For Johnson and his team’s next trick, they used AI to automate science, itself. Once Moderna’s scientists have an mRNA to experiment with, they do pre-clinical tests in the lab. They then pore over reams of data to see which mRNAs could progress to the next stage: animal trials. This process is long, repetitive, and soul-sucking — ill-suited to a creative scientist but great for a mindless AI algorithm. With scientists’ input, models were made to automate this tedious process.
“We don’t think about AI in the context of replacing humans,” says Dave Johnson, chief data and AI officer at Moderna. “We always think about it in terms of this human-machine collaboration, because they’re good at different things. Humans are really good at creativity and flexibility and insight, whereas machines are really good at precision and giving the exact same result every single time and doing it at scale and speed.”
All these AI systems were in put in place over the past decade. Then COVID showed up. So when the genome sequence of the coronavirus was made public in January 2020, Moderna was off to the races pumping out and testing mRNAs that would tell cells how to manufacture the coronavirus’s spike protein so that the body’s immune system would recognize and destroy it. Within 42 days, the company had an mRNA vaccine ready to be tested in humans. It eventually went into hundreds of millions of arms.

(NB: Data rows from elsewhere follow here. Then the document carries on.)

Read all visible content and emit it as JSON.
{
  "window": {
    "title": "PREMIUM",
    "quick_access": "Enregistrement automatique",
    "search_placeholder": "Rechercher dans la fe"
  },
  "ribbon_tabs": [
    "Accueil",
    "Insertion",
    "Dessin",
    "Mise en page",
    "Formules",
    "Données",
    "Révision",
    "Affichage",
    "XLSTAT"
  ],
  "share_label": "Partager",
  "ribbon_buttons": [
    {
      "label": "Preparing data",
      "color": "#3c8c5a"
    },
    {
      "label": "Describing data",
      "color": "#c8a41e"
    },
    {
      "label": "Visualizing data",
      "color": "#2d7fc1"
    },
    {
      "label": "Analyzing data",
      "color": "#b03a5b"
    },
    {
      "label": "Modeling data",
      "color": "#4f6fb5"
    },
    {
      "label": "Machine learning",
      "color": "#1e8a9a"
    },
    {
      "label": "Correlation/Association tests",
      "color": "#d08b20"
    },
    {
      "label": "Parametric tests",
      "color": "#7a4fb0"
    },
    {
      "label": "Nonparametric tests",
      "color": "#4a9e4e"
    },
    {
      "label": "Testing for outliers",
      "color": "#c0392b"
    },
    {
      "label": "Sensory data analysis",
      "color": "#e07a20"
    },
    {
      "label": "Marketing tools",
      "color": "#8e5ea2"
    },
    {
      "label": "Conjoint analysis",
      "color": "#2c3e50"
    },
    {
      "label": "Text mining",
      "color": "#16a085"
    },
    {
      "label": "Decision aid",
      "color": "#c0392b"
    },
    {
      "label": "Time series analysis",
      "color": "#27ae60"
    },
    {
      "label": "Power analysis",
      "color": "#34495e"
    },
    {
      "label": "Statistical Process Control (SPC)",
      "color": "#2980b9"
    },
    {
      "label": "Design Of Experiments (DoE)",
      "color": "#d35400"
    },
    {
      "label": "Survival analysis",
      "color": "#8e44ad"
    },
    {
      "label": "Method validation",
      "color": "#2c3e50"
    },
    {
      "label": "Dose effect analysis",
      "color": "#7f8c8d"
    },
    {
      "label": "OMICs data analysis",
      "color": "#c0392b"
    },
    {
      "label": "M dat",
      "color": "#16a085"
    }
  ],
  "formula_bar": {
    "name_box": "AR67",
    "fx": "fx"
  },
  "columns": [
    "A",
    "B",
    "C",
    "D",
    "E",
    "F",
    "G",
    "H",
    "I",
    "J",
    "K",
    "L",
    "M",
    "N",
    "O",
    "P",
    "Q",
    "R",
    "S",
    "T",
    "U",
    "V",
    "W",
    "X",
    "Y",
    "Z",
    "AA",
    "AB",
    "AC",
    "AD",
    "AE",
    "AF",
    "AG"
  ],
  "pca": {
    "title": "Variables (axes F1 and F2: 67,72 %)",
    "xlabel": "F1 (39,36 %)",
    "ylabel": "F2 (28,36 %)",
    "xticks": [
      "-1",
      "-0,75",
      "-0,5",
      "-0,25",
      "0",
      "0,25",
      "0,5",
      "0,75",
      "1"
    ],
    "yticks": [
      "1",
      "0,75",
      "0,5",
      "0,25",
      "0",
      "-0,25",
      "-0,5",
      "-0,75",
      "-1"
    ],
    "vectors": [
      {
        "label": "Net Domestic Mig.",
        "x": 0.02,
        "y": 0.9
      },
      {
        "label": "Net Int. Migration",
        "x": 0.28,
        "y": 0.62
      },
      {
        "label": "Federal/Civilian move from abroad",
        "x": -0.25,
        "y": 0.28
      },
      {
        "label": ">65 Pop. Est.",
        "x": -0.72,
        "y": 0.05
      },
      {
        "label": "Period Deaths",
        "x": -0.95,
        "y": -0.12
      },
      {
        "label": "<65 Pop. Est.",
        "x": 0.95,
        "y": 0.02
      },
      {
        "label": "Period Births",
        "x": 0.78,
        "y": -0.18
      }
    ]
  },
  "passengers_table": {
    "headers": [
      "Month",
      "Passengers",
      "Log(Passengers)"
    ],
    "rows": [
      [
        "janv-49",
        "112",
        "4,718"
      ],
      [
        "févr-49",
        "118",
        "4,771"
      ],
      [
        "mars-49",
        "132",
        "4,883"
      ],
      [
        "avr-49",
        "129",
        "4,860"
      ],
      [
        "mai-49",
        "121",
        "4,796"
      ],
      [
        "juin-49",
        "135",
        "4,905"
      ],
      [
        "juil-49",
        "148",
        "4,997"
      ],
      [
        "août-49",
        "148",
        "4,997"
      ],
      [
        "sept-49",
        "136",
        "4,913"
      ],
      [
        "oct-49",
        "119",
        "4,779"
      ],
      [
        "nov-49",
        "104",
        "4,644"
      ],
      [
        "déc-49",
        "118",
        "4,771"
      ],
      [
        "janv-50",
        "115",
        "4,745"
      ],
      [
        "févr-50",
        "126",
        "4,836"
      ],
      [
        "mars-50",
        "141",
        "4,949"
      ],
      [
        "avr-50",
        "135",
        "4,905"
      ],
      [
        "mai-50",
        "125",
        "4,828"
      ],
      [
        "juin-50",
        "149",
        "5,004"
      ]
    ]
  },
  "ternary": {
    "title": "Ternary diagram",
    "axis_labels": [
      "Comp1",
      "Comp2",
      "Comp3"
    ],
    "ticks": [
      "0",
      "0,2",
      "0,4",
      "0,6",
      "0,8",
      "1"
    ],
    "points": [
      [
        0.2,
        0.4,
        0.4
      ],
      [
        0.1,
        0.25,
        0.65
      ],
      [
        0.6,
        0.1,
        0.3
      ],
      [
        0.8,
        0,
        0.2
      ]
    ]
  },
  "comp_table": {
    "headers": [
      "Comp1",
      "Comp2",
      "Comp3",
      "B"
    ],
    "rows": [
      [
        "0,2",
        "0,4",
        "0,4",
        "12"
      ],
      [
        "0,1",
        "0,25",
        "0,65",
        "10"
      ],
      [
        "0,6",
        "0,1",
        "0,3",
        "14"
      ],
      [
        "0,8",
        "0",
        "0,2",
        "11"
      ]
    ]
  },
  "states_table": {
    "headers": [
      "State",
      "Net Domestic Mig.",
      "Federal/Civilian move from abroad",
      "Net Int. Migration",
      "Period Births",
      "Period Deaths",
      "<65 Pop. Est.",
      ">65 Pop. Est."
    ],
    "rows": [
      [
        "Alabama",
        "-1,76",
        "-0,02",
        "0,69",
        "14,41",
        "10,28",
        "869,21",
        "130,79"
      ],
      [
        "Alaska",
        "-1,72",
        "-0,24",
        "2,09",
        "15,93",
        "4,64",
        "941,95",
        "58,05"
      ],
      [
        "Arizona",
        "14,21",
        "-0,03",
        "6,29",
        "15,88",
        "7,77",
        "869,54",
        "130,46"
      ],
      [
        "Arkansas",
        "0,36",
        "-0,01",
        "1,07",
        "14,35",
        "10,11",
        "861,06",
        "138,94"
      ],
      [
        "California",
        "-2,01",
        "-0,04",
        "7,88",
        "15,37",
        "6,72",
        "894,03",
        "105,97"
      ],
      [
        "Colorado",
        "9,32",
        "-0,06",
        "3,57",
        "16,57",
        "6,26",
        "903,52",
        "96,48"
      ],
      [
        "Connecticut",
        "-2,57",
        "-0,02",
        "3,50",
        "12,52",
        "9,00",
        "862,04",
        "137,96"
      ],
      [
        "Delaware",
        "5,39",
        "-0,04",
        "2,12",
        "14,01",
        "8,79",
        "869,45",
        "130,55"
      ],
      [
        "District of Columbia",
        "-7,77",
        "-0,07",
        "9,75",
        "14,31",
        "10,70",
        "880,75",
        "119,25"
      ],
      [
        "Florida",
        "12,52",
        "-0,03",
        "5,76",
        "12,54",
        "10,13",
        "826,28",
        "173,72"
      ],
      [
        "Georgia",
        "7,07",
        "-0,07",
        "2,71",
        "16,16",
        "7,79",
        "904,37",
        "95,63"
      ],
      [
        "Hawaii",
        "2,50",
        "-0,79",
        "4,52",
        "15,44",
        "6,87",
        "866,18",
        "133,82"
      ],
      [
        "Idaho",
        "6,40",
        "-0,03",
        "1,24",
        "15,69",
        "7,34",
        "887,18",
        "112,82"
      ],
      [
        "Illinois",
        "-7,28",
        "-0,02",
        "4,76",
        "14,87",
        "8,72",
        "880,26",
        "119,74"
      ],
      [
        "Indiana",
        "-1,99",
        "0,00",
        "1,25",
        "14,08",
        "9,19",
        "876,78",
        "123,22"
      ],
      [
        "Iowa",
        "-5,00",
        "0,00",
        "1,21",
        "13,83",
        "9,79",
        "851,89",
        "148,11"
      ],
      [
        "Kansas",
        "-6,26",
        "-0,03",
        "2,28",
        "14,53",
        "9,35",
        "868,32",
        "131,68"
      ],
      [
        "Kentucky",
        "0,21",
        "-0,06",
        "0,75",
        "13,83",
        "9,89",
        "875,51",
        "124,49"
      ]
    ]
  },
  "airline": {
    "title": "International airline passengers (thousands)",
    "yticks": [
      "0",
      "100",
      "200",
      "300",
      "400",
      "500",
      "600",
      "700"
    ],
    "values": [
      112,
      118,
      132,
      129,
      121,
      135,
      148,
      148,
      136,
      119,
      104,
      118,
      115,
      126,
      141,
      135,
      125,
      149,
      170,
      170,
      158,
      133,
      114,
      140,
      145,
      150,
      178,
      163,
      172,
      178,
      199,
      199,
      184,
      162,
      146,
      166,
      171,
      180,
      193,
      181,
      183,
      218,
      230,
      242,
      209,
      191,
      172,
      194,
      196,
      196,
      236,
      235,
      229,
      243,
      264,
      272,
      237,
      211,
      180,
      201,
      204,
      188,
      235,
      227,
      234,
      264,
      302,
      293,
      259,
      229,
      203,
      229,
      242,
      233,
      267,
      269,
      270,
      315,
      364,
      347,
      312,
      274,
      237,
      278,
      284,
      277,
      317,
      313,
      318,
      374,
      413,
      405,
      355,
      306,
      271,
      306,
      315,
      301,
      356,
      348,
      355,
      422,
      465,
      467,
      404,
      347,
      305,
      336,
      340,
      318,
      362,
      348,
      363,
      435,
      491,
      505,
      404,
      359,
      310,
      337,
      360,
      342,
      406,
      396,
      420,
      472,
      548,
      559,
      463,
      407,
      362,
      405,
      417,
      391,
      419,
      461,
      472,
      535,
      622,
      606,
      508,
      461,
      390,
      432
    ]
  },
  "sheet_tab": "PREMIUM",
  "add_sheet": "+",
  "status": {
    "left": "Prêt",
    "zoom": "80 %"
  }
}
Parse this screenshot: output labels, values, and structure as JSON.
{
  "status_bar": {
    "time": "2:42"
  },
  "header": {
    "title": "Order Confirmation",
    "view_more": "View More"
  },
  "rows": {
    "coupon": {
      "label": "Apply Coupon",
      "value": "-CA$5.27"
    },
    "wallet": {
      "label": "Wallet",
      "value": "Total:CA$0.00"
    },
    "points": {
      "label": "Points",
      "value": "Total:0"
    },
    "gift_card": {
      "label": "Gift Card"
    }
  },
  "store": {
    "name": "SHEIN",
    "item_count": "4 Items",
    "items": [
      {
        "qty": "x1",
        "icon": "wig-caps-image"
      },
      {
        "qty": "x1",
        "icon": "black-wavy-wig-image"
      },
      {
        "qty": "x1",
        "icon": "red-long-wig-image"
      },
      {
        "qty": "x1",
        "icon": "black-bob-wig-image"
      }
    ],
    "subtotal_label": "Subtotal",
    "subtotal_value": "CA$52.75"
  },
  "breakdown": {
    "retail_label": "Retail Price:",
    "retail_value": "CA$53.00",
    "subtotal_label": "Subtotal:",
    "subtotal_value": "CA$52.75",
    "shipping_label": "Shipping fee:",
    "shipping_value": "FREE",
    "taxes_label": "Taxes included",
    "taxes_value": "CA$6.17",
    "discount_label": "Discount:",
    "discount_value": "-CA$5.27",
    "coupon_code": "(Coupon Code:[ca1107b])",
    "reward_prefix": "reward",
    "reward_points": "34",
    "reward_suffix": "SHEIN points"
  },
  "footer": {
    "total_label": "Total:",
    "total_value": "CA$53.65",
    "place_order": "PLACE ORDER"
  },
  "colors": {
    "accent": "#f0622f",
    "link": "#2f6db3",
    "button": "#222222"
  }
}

Biotech harnesses the power of AI
Moderna is now turning its attention to other ailments that could be solved with mRNA, and the company is continuing to lean on AI. Scientists are still coming to Johnson with automation requests, which he happily obliges.
“We don’t think about AI in the context of replacing humans,” he told the Me, Myself, and AI podcast. “We always think about it in terms of this human-machine collaboration, because they’re good at different things. Humans are really good at creativity and flexibility and insight, whereas machines are really good at precision and giving the exact same result every single time and doing it at scale and speed.”
Moderna, which was founded as a “digital biotech,” is undoubtedly the poster child of AI use in mRNA vaccines. Moderna recently signed a deal with IBM to use the company’s quantum computers as well as its proprietary generative AI, MoLFormer.
Moderna’s success is encouraging other companies to follow its example. In January, BioNTech, which partnered with Pfizer to make the other highly effective mRNA vaccine against COVID, acquired the company InstaDeep for $440 million to implement its machine learning AI across its mRNA medicine platform. And in May, Chinese technology giant Baidu announced an AI tool that designs super-optimized mRNA sequences in minutes. A nearly countless number of mRNA molecules can code for the same protein, but some are more stable and result in the production of more proteins. Baidu’s AI, called “LinearDesign,” finds these mRNAs. The company licensed the tool to French pharmaceutical company Sanofi.
Writing in the journal Accounts of Chemical Research in late 2021, Sebastian M. Castillo-Hair and Georg Seelig, computer engineers who focus on synthetic biology at the University of Washington, forecast that AI machine learning models will further accelerate the biotechnology research process, putting mRNA medicine into overdrive to the benefit of all.